Figure 5. Asthma-risk SNPs modify long-range ORMDL3 promoter-enhancer interactions.

(a) Schematic representation of the 4C-Seq assay and the choice of restriction enzymes used for various steps. (b) UCSC gene tracks of 17q21 locus (chr17: 37,849,238 - 38,189,238 (hg19); 340 kb) showing the CTCF-binding sites that overlap with the linked SNPs rs12936231 (C/G; ZPBP2 site) and rs4065275 (G/A; ORMDL3 site), along with H3K27ac and H3K4me1 enrichment tracks of CD4⁺ T cells and CD14⁺ monocytes. (c) Merged 4C-Seq domainograms, using colour-coded intensity values to indicate relative levels of interactions (red denotes the strongest interactions and dark blue to turquoise representing gradually decreasing frequencies), generated using 4Cseqpipe (see Methods) are displayed for CD4⁺ T cells from subjects homozygous for the risk (n=4) and non-risk alleles (n=4); the bait region (ORMDL3 promoter) is marked as a black line. Shaded boxes highlight regions that interact with the bait region at the ORMDL3 promoter in the risk and non-risk alleles (shown in red and blue colour, respectively). (d) Schematic representation of the DNA regions interacting with the ORMDL3 promoter in the asthma-risk (red colour) and non-risk alleles (blue colour), the CTCF-binding site in the ZPBP2 region of the non-risk alleles in shown as a blue line.

Figure 6. ORMDL3 negatively regulates IL-2 production by CD4⁺ T cells.

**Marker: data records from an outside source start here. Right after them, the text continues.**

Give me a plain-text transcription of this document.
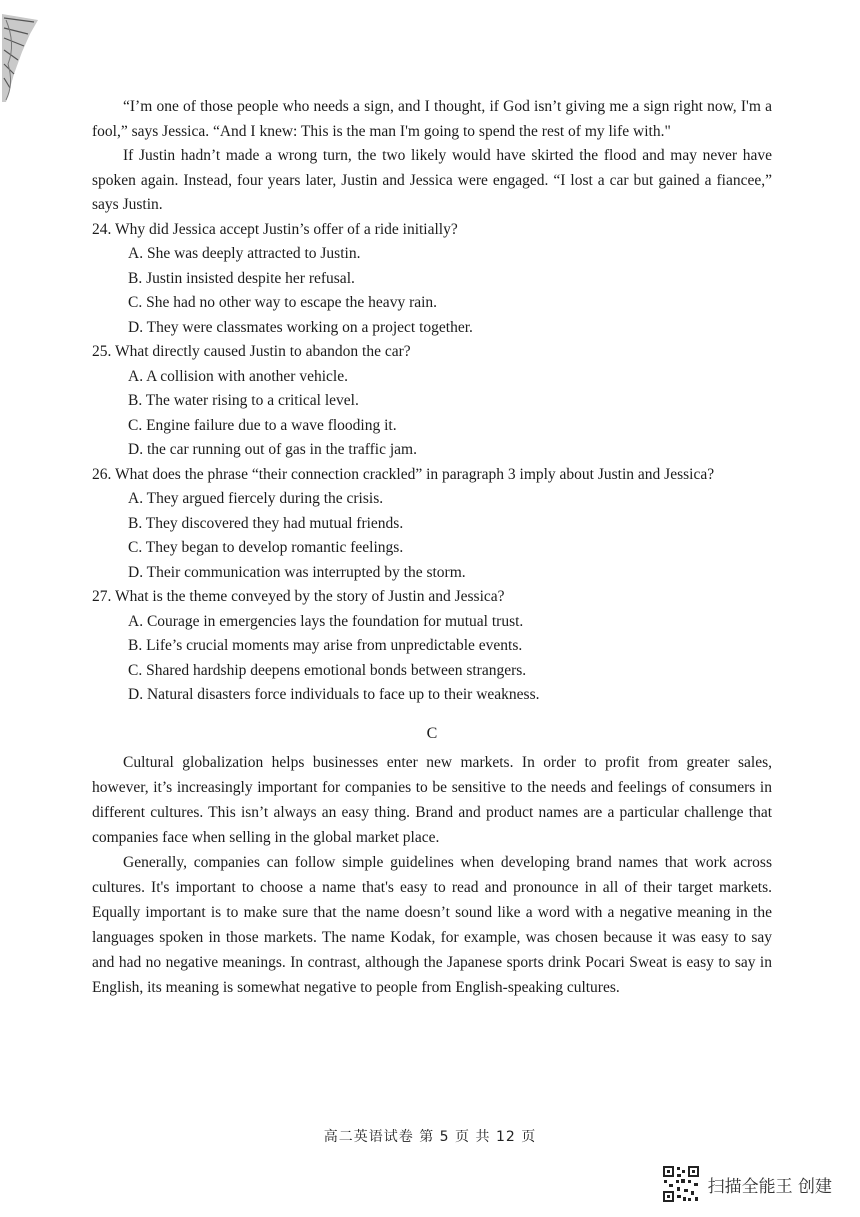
“I’m one of those people who needs a sign, and I thought, if God isn’t giving me a sign right now, I'm a fool,” says Jessica. “And I knew: This is the man I'm going to spend the rest of my life with."

If Justin hadn’t made a wrong turn, the two likely would have skirted the flood and may never have spoken again. Instead, four years later, Justin and Jessica were engaged. “I lost a car but gained a fiancee,” says Justin.

24. Why did Jessica accept Justin’s offer of a ride initially?

A. She was deeply attracted to Justin.

B. Justin insisted despite her refusal.

C. She had no other way to escape the heavy rain.

D. They were classmates working on a project together.

25. What directly caused Justin to abandon the car?

A. A collision with another vehicle.

B. The water rising to a critical level.

C. Engine failure due to a wave flooding it.

D. the car running out of gas in the traffic jam.

26. What does the phrase “their connection crackled” in paragraph 3 imply about Justin and Jessica?

A. They argued fiercely during the crisis.

B. They discovered they had mutual friends.

C. They began to develop romantic feelings.

D. Their communication was interrupted by the storm.

27. What is the theme conveyed by the story of Justin and Jessica?

A. Courage in emergencies lays the foundation for mutual trust.

B. Life’s crucial moments may arise from unpredictable events.

C. Shared hardship deepens emotional bonds between strangers.

D. Natural disasters force individuals to face up to their weakness.

C

Cultural globalization helps businesses enter new markets. In order to profit from greater sales, however, it’s increasingly important for companies to be sensitive to the needs and feelings of consumers in different cultures. This isn’t always an easy thing. Brand and product names are a particular challenge that companies face when selling in the global market place.

Generally, companies can follow simple guidelines when developing brand names that work across cultures. It's important to choose a name that's easy to read and pronounce in all of their target markets. Equally important is to make sure that the name doesn’t sound like a word with a negative meaning in the languages spoken in those markets. The name Kodak, for example, was chosen because it was easy to say and had no negative meanings. In contrast, although the Japanese sports drink Pocari Sweat is easy to say in English, its meaning is somewhat negative to people from English-speaking cultures.

高二英语试卷 第 5 页 共 12 页
扫描全能王 创建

(a) Experimental design used for assessing effects of knocking down genes of interest in memory CD4⁺ T cells. (b) Real-time PCR quantification of ORMDL3 and GSDMB transcript levels (relative to the housekeeping gene YWHAZ) in memory CD4⁺ T cells 48 h after knock down with control siRNA pools, ORMDL3 or GSDMB siRNA pools (n=12 donors). (c) Effects of ORMDL3 knockdown on cytokine release by memory CD4⁺ T cells activated for 48 h with antibodies to CD3 and CD28; data are expressed as fold change (FC) relative to control siRNA-treated conditions; error bars indicate mean±s.e.m. (d) Absolute values of IL-2 protein levels in culture supernatants from cells treated with the indicated siRNA pools. Data are presented as means of biological duplicates. (e) Time course of IL2 mRNA expression in activated memory CD4⁺ T cells (n=24) following treatment with ORMDL3 (open circles) or control siRNA pools (closed circle); data from each donor for different time points after stimulation is shown in the right panel. (f) Representative FACS plots showing intracellular staining of IL-2 in memory CD4⁺ T cells activated for 6 or 18 h (after knockdown with siRNA pool for ORMDL3 or control siRNA); percentage of IL-2 producing cells in each donor is shown to the right (n=18). (g) Correlation of the levels of ORMDL3 transcripts (measured at baseline) and IL2 transcripts produced following ex vivo stimulation of memory CD4⁺ T cells (n=36) with phorbol myristate acetate (PMA) and Ionomycin for 4 h. (h) Effects of GSDMB knockdown on cytokine release by memory CD4⁺ T cells, as described in c. Each dot represents data from a single donor. r, Spearman correlation coefficient; *P<0.05, **P<0.01, and ***P<0.001 by Student's paired two-tailed t-test, and following Bonferroni correction for multiple testing in c,d and h (see Methods).